Optimismus v. positives Denken II

zum Thema passt auch:
Günter Scheich - Positives Denken macht krank.
zu finden über: http://de.wikipedia.org/wiki/Günter_Scheich .
ich verwahre mich allerdings im voraus gegen die unterstellung, dass dir hier jura studenten versuchen würden, den optimismus madig zu machen ;-)

Kein Sorge lieber Gast!

Hehe, ich sehe jeden Kommentar sehr positiv! Umso mehr Meinungen man hört, desto besser....

Für mich sind im allgemeinen Sprachgebrauch positives Denken und Optimismus ehrlich gesagt das Gleiche. Aber ich verstehe, dass Scheich (und Ehrenreich und wahrscheinlich noch einige andere) das positive Denken als zwanghaftes, auf-Teufel-komm-raus positives Denken definieren und dementsprechend kritisieren.

*Ironie an* Mir egal! Ich als positiv denkende, realistisch-optimistische Jurastudentin gehe jetzt wieder auf meinen Ponyhof (und wehe es sagt jemand, das Leben sei kein Ponyhof!) und backe meine Friede-Freude-Eierkuchen! *Ironie aus*

LG Sarah

Optimismus v. positives Denken

Optimismus und "positives Denken" sollte man vielleicht besser nicht zusammenrühren. Die US-amerikanische Journalistin Barbara Ehrenreich hat sich mit dem positiven Denken als Ideologie auseinandergesetzt. Die grafisch Umsetzung finde ich ganz nett: http://youtu.be/u5um8QWWRvo

Aber ich vermute, das "EBV" bekämen viele lieber in einem solchen Video vorgestellt ;-)

:)

Oh ja, die RSA Anmiate Videos sind klasse! Eines meiner Lieblingsvideos ist das von/über Sir Ken Robinson über Bildung: http://www.youtube.com/watch?v=zDZFcDGpL4U

Ehrenreich stellt da ja ein sehr radikales Positives Denken vor, was sie als "delusional" bezeichnet. Wenn man positives Denken als Friede-Freude-Eierkuchen-Denken definiert, hat sie in der Tat recht!

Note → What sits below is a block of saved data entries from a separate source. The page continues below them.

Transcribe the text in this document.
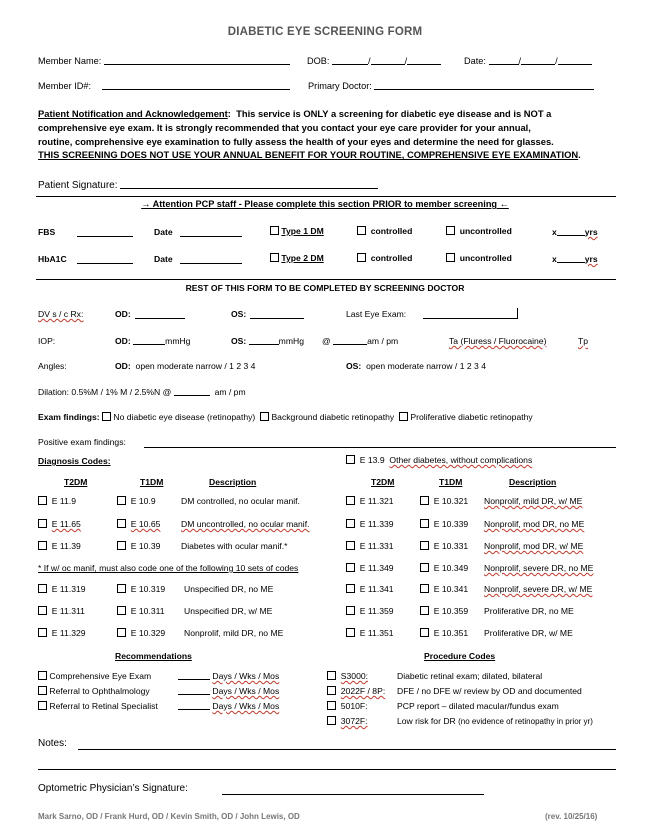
DIABETIC EYE SCREENING FORM
Member Name:	DOB:	/	/	Date:	/	/
Member ID#:	Primary Doctor:
Patient Notification and Acknowledgement:  This service is ONLY a screening for diabetic eye disease and is NOT a
comprehensive eye exam. It is strongly recommended that you contact your eye care provider for your annual,
routine, comprehensive eye examination to fully assess the health of your eyes and determine the need for glasses.
THIS SCREENING DOES NOT USE YOUR ANNUAL BENEFIT FOR YOUR ROUTINE, COMPREHENSIVE EYE EXAMINATION.
Patient Signature:
→ Attention PCP staff - Please complete this section PRIOR to member screening ←
FBS	Date	Type 1 DM	controlled	uncontrolled	x	yrs
HbA1C	Date	Type 2 DM	controlled	uncontrolled	x	yrs
REST OF THIS FORM TO BE COMPLETED BY SCREENING DOCTOR
DV s / c Rx:	OD:	OS:	Last Eye Exam:
IOP:	OD:	mmHg	OS:	mmHg @	am / pm	Ta (Fluress / Fluorocaine)	Tp
Angles:	OD: open moderate narrow / 1 2 3 4	OS: open moderate narrow / 1 2 3 4
Dilation: 0.5%M / 1% M / 2.5%N @	am / pm
Exam findings: No diabetic eye disease (retinopathy) Background diabetic retinopathy Proliferative diabetic retinopathy
Positive exam findings:
Diagnosis Codes:	E 13.9 Other diabetes, without complications
T2DM	T1DM	Description	T2DM	T1DM	Description
E 11.9	E 10.9	DM controlled, no ocular manif.
E 11.65	E 10.65 DM uncontrolled, no ocular manif.
E 11.39	E 10.39 Diabetes with ocular manif.*
* If w/ oc manif, must also code one of the following 10 sets of codes
E 11.319	E 10.319 Unspecified DR, no ME
E 11.311	E 10.311 Unspecified DR, w/ ME
E 11.329	E 10.329 Nonprolif, mild DR, no ME
E 11.321	E 10.321 Nonprolif, mild DR, w/ ME
E 11.339	E 10.339 Nonprolif, mod DR, no ME
E 11.331	E 10.331 Nonprolif, mod DR, w/ ME
E 11.349	E 10.349 Nonprolif, severe DR, no ME
E 11.341	E 10.341 Nonprolif, severe DR, w/ ME
E 11.359	E 10.359 Proliferative DR, no ME
E 11.351	E 10.351 Proliferative DR, w/ ME
Recommendations	Procedure Codes
Comprehensive Eye Exam	Days / Wks / Mos
Referral to Ophthalmology	Days / Wks / Mos
Referral to Retinal Specialist	Days / Wks / Mos
S3000:	Diabetic retinal exam; dilated, bilateral
2022F / 8P: DFE / no DFE w/ review by OD and documented
5010F:	PCP report – dilated macular/fundus exam
3072F:	Low risk for DR (no evidence of retinopathy in prior yr)
Notes:
Optometric Physician’s Signature:
Mark Sarno, OD / Frank Hurd, OD / Kevin Smith, OD / John Lewis, OD	(rev. 10/25/16)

Wenn ich natürlich den ganzen Tag nur faul rumliege und nicht lerne, kann ich noch so positiv denken... dann werde ich wahrscheinlich trotzdem durch die Klausur fallen...

Für mich bedeutet positives Denken, dass man optimistisch in die Zukunft blickt. Ich habe auch extra den Begriff "realistische Optimistin" verwendet, weil ich nichts davon halte, mit einem verklärten Blick durch die Welt zu laufen... Offensichtliche Probleme "dürfen" bzw. müssen natürlich gesehen und angesprochen werden, aber immer mit dem Gedanken, wie man sie lösen kann!